Sujini, who said she had only run short distances on the treadmill says she discovered the joys of outdoor running only three years ago. “It was so much more fun than running inside a gym.” So she signed up for the Auroville Marathon. “It was fun training with friends and once we finished that race, we were hooked!” All fired up, Sujini decided to run the Sandakphu Trail too. “It was tougher than anything I had ever imagined.” Though she lost a toe nail, she found great reserves of strength she did not know she had! “Now running is addictive. I have discovered new things about myself. It has made me stronger. I wake up every morning, looking forward to running, breathing in clean air and being with my thoughts. Running challenges me and I feel good.” After participating in the Kaveri Trail marathon (KTM), Sujini strongly felt Coimbatore should have an event like that too. “We have scenic spots and the weather is great.” So she and a friend organised the Rock and Run Marathon for which 400 runners turned up from across the country.

“The longest distance for me is between the bed and my shoes! Once I cover that space, I have conquered my most difficult challenge,” laughs Priya who started running only five years ago. She travels a lot and tries to run wherever she is - on beaches, hills, anywhere. Priya has run several short distance events before she ran a 10 K and finally the Rock and Run 21 K. “I run for the sheer joy of it. A runner’s high is the best kind,” she declares.

It provides women the elusive ‘me time’ they are all looking for, believes Divya who likens running to therapy. “Running allows me to be alone with my thoughts away from the hullabaloo at home!” She also feels running is a good way of keeping healthy for women. “We tend to neglect our health while taking care of others. We shouldn’t. It is not just about losing weight, it is about staying fit.” Ever since she has begun running, Divya says she is more attentive about what she puts on the table for her family. “Our fitness and diet shape our children’s view on health. We can set a good example to them as they grow up.” Divya’s first event was the Auroville followed by the Kaveri Trail Marathon in Srirangapatnam near Mysore and the RCS World 10 K in Bangalore.

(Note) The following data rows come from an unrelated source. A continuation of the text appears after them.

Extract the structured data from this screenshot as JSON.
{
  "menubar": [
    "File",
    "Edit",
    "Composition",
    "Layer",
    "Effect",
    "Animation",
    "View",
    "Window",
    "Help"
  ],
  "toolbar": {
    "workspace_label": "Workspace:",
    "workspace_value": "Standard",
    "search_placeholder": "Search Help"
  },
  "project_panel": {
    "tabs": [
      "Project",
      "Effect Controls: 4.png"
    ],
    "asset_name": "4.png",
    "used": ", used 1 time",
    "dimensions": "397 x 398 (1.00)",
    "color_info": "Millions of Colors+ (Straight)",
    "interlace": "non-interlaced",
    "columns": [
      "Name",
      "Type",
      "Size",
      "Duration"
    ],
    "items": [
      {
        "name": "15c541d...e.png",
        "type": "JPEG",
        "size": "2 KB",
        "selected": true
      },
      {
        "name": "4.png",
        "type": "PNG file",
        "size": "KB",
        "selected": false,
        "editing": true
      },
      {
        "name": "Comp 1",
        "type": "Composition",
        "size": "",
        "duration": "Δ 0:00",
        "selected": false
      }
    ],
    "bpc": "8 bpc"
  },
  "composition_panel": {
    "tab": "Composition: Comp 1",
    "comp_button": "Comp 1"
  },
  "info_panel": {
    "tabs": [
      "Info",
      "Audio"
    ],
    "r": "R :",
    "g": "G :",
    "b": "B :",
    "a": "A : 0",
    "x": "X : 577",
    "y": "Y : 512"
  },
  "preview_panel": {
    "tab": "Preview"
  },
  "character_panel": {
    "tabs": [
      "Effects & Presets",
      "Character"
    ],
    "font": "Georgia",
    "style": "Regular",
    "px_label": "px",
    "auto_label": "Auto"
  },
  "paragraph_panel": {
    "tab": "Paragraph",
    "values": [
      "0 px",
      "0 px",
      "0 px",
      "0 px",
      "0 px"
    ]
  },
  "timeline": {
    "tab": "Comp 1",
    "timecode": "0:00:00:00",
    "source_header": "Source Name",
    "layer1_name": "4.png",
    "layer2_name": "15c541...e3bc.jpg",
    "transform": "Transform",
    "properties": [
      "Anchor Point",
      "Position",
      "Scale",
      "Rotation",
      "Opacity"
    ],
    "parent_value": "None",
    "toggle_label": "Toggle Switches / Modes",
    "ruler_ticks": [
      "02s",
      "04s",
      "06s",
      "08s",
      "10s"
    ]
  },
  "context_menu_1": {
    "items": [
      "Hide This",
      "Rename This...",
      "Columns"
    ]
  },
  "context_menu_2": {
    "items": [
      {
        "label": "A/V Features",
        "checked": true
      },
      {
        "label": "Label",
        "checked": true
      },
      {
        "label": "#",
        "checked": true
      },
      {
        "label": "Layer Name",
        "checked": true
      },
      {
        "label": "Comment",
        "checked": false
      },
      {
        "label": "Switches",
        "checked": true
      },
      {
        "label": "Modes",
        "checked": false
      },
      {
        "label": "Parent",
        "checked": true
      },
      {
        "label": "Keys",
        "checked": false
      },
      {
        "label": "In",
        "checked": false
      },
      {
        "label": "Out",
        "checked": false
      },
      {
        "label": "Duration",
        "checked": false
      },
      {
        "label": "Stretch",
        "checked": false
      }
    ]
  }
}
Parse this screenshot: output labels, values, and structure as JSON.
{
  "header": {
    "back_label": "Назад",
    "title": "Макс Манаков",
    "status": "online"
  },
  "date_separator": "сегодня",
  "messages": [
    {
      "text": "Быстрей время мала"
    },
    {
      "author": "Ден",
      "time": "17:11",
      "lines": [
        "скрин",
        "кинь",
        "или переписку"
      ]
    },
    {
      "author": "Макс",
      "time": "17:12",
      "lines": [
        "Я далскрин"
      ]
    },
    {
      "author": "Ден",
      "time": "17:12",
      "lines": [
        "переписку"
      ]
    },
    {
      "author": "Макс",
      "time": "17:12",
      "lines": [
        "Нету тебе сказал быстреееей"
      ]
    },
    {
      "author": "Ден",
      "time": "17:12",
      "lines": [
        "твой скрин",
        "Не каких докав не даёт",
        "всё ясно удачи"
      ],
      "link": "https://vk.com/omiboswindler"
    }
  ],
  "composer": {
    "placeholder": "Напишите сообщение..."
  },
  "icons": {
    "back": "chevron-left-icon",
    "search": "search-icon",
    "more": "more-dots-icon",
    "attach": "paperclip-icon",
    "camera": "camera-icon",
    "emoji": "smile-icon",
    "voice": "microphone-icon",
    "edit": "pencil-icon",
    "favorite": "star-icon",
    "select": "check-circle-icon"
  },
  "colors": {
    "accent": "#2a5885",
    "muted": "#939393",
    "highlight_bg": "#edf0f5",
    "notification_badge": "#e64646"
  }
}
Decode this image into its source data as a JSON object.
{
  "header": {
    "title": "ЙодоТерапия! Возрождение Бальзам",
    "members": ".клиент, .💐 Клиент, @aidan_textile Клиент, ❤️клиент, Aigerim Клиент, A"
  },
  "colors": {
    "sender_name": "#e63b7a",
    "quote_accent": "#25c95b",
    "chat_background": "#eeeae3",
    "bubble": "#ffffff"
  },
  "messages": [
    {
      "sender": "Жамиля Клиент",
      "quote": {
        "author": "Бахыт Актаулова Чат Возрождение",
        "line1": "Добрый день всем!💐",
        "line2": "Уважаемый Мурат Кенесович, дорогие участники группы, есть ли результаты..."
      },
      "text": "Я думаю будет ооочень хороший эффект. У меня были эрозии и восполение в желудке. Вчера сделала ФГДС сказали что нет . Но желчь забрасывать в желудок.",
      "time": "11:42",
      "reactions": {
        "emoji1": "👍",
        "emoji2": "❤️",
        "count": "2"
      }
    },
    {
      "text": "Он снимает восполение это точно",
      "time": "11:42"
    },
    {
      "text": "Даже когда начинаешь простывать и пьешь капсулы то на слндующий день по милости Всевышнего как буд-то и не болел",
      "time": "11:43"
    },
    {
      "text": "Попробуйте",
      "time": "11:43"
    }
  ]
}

Marathons have a way of bringing down barriers and that is what appeals the most to Umeshwari who has run the Rock and Run and the Auroville. The cross section of people who turn up for the marathons is amazing, she says. She remembers almost giving up once and a stranger running beside her kept urging her on. “He was a stranger, but his encouragement worked and I finished the race,” she says. She loves this part of running. “It does not matter who is running next to you. Running is a great equaliser. It is not about winning. It is just about running for yourself.” She says, there is little to beat the simplicity of just putting on your shoes and taking off.

Running builds confidence, keeps us fit and healthy, improves our body language and develops stamina

But ...

If you are planning to take up running and you are a woman, here are a few tips Divya Chandran urges you to follow: Be safe. Try not to run alone especially in dark, lonely areas. If you are forced to run alone, change your time, schedule and route frequently.